Want to get involved in one of the fastest growing sports across continental Europe?

Padel is a form of tennis that is easy to play, fun and extremely sociable. It is played mainly in a doubles format on an enclosed court about a third of the size of a tennis court and can be played in groups of mixed ages and abilities, as it is not power dominant. The rules are broadly the same as tennis, although you serve underhand and the walls are used as part of the game with the ball allowed to bounce off them.

Padel has gained increasing popularity over recent years, with over six million people currently playing in Spain. There are currently 150 padel courts in Britain so now is the time to come and give padel a try.



Padel courts are designed for four players and are roughly 25% smaller than the size of a tennis court. The speed of the game, combined with the smaller size of a padel court, makes singles play difficult, and most padel matches feature two pairs of players.

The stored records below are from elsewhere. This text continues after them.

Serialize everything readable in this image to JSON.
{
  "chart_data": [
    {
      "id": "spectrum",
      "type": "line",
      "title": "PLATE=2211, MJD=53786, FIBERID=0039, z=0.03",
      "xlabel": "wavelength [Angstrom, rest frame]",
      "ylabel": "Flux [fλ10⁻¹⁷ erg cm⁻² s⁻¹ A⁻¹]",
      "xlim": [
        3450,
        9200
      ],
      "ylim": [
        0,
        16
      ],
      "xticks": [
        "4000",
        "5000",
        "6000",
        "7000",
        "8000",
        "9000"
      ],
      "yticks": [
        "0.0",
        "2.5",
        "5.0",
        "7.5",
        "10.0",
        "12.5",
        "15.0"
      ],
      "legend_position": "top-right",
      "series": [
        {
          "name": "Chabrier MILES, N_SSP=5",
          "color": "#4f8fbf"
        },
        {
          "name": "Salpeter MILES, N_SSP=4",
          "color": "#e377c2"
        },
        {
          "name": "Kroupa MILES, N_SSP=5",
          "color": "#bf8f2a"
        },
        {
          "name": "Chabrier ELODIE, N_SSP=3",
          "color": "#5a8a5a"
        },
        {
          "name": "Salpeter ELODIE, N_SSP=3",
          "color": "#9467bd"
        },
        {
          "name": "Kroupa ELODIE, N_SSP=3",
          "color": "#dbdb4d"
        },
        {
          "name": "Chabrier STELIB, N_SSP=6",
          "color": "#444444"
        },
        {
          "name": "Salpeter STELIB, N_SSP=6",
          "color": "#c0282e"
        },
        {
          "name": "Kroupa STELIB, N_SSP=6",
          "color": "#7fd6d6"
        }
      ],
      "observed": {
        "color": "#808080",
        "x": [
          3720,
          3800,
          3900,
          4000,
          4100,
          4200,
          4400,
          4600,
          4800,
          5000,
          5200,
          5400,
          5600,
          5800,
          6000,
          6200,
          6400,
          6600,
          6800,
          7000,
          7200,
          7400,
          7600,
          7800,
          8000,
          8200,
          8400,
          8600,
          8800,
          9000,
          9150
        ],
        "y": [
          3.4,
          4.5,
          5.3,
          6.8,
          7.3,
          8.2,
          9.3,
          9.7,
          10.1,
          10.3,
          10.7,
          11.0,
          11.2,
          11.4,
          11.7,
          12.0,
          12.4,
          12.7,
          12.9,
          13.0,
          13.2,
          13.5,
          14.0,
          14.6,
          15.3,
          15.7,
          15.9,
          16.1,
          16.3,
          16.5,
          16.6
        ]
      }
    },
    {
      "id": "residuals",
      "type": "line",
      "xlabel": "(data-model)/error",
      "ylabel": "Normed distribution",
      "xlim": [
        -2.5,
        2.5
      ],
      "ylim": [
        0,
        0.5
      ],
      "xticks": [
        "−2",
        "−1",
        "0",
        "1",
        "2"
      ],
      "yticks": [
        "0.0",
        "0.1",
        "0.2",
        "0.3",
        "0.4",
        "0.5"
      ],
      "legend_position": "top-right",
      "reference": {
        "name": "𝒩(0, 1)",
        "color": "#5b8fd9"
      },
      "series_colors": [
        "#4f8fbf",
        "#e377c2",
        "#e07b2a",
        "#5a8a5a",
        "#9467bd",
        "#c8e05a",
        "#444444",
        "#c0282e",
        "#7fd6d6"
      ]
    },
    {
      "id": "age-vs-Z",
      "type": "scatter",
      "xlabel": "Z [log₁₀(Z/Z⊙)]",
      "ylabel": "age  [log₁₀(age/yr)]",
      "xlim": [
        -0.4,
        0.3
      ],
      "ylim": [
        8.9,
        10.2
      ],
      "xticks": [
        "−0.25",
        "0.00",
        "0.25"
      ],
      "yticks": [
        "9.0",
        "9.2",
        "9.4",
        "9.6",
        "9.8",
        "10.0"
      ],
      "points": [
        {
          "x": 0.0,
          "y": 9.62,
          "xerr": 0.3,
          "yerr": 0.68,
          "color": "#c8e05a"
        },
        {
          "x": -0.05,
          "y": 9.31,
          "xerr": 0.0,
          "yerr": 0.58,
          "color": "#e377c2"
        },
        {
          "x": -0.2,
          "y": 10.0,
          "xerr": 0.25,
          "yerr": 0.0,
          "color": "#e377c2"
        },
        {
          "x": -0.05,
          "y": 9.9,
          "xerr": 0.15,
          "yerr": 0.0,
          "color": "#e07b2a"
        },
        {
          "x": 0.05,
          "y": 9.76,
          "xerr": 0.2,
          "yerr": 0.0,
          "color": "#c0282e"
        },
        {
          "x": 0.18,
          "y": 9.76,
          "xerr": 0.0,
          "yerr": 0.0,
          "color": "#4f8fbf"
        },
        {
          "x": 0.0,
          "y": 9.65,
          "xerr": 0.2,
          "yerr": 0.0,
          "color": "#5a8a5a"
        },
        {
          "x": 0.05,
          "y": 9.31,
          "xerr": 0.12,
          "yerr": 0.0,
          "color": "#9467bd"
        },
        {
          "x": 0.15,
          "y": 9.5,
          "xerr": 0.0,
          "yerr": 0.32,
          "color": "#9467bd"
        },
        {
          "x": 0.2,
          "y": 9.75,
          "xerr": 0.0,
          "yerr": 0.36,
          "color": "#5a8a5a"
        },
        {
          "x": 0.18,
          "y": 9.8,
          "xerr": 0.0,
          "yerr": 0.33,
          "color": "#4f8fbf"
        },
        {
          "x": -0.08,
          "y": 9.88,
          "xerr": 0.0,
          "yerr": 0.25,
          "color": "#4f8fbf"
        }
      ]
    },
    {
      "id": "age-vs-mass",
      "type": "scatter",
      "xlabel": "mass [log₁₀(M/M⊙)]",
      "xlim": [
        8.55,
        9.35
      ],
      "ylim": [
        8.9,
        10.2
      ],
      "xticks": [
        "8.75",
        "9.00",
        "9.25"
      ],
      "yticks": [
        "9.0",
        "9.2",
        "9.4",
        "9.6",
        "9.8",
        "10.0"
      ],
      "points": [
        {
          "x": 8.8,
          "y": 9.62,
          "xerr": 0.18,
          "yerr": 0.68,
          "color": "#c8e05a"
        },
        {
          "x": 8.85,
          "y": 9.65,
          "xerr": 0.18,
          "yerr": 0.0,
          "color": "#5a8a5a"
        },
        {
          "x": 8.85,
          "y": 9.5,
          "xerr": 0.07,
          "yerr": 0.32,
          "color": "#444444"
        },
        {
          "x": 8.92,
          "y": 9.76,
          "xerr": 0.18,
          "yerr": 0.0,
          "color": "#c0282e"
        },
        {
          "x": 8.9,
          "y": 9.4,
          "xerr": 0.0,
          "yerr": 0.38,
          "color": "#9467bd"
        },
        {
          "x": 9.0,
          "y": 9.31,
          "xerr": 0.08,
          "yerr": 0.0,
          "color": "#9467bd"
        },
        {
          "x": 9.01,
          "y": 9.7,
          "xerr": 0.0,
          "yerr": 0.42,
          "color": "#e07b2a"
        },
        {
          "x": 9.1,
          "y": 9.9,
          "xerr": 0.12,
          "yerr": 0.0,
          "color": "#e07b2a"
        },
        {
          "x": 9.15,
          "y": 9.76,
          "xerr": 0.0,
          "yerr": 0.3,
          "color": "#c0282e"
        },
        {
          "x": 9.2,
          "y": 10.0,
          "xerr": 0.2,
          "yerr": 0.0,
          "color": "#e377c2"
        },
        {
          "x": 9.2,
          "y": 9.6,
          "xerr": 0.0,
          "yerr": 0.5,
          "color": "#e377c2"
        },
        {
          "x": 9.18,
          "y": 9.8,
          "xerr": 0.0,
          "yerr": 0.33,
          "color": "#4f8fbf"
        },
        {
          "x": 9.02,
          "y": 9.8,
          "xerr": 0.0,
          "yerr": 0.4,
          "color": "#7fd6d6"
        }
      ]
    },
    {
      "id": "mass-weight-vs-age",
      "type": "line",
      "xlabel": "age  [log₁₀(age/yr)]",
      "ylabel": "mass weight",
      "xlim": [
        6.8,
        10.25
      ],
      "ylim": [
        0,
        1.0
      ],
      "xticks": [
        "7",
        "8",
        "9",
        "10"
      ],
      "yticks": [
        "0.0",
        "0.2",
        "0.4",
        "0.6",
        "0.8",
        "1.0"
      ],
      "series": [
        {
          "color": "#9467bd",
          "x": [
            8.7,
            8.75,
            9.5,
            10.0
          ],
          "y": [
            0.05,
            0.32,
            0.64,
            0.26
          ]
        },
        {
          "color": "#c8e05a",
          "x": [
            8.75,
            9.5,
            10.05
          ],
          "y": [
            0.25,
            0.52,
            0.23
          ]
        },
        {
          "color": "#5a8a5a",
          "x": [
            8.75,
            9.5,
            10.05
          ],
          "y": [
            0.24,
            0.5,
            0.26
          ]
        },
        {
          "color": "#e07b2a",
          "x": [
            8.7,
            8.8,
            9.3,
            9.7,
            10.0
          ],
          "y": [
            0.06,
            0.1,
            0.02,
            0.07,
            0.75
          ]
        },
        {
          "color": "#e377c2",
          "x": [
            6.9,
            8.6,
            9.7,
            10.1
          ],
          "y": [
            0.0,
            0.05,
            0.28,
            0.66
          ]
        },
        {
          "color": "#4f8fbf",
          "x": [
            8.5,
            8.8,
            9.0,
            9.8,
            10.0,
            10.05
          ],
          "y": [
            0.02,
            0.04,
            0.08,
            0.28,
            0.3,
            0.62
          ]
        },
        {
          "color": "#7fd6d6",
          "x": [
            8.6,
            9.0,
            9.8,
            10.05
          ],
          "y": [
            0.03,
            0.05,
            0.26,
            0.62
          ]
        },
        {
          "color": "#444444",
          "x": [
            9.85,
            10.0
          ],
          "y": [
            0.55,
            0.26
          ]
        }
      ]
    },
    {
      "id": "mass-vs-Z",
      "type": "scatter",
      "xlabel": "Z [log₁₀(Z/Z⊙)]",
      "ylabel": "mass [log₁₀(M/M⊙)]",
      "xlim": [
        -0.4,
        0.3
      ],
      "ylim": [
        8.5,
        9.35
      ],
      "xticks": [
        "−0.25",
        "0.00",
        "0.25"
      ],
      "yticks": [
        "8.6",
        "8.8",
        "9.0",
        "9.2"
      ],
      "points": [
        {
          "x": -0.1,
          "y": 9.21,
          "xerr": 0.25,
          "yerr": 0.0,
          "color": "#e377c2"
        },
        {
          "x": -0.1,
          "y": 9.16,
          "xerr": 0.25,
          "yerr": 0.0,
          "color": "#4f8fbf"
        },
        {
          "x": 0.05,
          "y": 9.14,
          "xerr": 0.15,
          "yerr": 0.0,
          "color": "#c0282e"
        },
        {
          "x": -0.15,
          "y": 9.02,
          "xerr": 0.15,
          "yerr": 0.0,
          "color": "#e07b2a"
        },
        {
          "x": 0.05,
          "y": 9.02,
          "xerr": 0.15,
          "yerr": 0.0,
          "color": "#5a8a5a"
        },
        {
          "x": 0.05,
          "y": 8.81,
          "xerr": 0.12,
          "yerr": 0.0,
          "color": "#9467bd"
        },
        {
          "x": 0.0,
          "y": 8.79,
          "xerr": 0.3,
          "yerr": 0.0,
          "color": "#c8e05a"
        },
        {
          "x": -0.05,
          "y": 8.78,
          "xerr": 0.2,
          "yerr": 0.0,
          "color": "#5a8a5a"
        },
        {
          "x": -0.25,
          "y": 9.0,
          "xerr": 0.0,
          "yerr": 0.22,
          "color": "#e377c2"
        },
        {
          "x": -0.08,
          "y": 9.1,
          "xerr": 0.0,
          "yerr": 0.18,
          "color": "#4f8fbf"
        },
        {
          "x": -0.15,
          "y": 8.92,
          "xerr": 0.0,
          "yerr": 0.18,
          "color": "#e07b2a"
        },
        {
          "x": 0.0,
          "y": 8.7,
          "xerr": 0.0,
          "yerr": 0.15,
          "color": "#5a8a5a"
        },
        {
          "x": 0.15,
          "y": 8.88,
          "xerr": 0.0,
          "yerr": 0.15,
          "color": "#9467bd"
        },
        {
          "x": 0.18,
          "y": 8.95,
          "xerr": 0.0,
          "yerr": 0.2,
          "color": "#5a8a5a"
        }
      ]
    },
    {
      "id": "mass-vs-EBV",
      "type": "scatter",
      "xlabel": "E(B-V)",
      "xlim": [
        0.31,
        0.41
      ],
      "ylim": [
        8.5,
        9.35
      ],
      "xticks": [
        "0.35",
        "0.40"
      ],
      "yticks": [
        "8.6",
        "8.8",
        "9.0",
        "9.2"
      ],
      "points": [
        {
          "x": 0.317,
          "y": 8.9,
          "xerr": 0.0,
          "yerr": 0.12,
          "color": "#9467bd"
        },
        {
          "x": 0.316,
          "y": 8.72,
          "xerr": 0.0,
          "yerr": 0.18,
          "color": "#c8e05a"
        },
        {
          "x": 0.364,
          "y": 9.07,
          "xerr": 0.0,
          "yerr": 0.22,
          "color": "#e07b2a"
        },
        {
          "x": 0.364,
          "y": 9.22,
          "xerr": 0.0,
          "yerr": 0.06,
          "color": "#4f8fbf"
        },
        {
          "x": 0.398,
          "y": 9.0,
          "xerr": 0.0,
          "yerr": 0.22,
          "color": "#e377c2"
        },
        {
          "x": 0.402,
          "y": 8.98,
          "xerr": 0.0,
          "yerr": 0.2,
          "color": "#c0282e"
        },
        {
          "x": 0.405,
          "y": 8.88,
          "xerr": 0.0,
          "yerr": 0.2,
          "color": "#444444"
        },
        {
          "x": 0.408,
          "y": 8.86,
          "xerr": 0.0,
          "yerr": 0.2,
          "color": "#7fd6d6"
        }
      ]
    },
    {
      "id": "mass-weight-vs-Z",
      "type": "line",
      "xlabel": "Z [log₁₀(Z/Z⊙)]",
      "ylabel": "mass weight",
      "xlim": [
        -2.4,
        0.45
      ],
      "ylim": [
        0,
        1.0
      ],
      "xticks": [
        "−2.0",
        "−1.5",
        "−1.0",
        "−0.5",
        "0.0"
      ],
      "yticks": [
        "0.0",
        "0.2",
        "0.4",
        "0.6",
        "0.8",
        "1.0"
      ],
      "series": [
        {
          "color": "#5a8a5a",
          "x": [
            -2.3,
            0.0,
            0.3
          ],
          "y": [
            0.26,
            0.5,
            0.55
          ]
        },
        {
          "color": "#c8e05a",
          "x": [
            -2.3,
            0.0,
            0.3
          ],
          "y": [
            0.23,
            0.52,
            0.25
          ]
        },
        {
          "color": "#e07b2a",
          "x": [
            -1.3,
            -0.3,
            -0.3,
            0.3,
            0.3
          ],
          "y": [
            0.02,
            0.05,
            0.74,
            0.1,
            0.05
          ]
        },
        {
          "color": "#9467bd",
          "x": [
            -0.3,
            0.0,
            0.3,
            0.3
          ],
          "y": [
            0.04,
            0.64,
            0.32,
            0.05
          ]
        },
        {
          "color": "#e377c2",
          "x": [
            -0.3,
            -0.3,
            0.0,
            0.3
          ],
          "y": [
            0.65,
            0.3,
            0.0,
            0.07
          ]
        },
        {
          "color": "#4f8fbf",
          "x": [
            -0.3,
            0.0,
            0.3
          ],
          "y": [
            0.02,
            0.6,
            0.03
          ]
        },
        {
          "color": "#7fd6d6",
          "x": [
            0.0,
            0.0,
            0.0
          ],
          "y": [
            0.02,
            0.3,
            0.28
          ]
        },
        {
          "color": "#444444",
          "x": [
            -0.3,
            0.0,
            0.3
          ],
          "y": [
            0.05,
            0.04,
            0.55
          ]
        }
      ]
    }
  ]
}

The bat – a padel bat is very different to a tennis racket. Made of EVA foam of different densities the striking surface of a padel bat is full and drilled with holes. It is smaller than a tennis racket, weighs roughly the same but is much thicker. Each bat has a safety strap that must be worn at all times when playing.

The ball -  At first glance a padel ball and a tennis ball look identical however they do have some small differences. Typically padel balls are smaller than tennis balls and weigh roughly the same. The key difference is the pressure – padel balls have a lower pressure, resulting in a lower bounce and a slightly slower game.  

Our friends at Padel Shack have everything you need - click here to start shopping.


When was padel first played in Britain?

In 1992 the British Paddle Association was formed by a group of passionate British expats seeking to compete in the 1992 World Paddle Championships.

Since then the sport has steadily grown throughout Britain.

In 2019 the LTA announced it will integrate British Padel into the organisation’s day-to-day operations.

In November 2020 the LTA was confirmed as the national governing body for Padel and as part of its Padel Development Plan it is looking to have 400 padel courts in place across Great Britain by 2023.

As of November 2021 there are around 89,000 active padel players across the UK playing at 65 different venues – a number that is set to grow substantially over the coming years.